Courses are together with exams the building blocks for modules. Please keep in mind that information on the contents, learning outcomes and, especially examination conditions are given on the module level only – see section "Assignment to Modules" above.
||The course provides a basic introduction to magnetohydrodynamics (MHD), with emphasis on its mathematical aspects (as opposite to physical phenomena). Essentially, MHD is the theory of electrically conducting fluids in presence of a magnetic
field. Since MHD is one of the two building blocks (together with kinetic theory) of theoretical plasma physics, its understanding is of paramount importance for applied mathematicians who deal with plasma physics and nuclear fusion applications. The basic "milestones" along the path are:
- Basic concepts and quantities of fluid dynamics.

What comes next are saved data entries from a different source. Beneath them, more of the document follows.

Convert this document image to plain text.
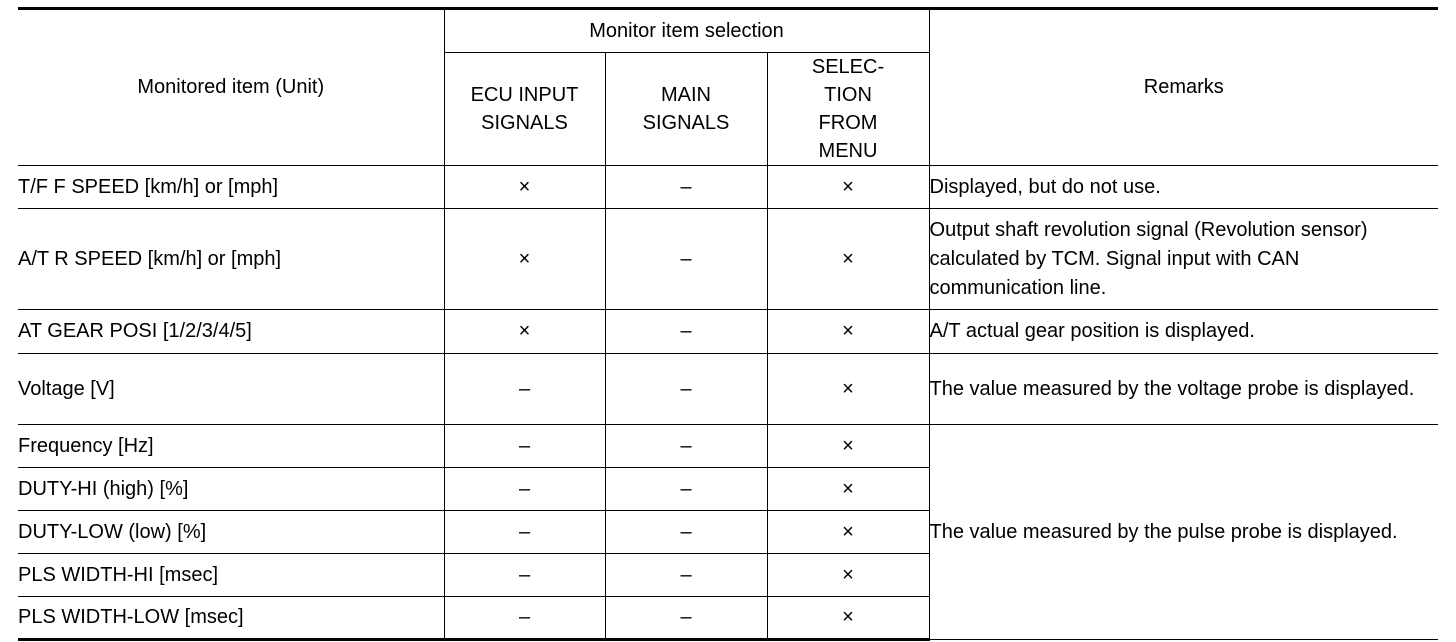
Monitored item (Unit)	Monitor item selection			Remarks
	ECU INPUT SIGNALS	MAIN SIGNALS	SELEC- TION FROM MENU	
T/F F SPEED [km/h] or [mph]	×	–	×	Displayed, but do not use.
A/T R SPEED [km/h] or [mph]	×	–	×	Output shaft revolution signal (Revolution sensor) calculated by TCM. Signal input with CAN communication line.
AT GEAR POSI [1/2/3/4/5]	×	–	×	A/T actual gear position is displayed.
Voltage [V]	–	–	×	The value measured by the voltage probe is displayed.
Frequency [Hz]	–	–	×	The value measured by the pulse probe is displayed.
DUTY-HI (high) [%]	–	–	×	
DUTY-LOW (low) [%]	–	–	×	
PLS WIDTH-HI [msec]	–	–	×	
PLS WIDTH-LOW [msec]	–	–	×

- Reynolds transport theorem and the equation of fluid dynamics.
- Relation to kinetic theory.
- Multi-fluid description of plasmas and quasi-neutral limit.
- Derivation of MHD equations from multi-fluid theories.
- Global conservation theorems for MHD.
- Topology of the magnetic field lines.
- Conservation of the magnetic flux.
- Qualitative aspects of the solutions of MHD equations.
- Reduced MHD equations and conservation theorems.
- Variational formulation of MHD.
- Hamiltonian formulation of MHD and reduced MHD.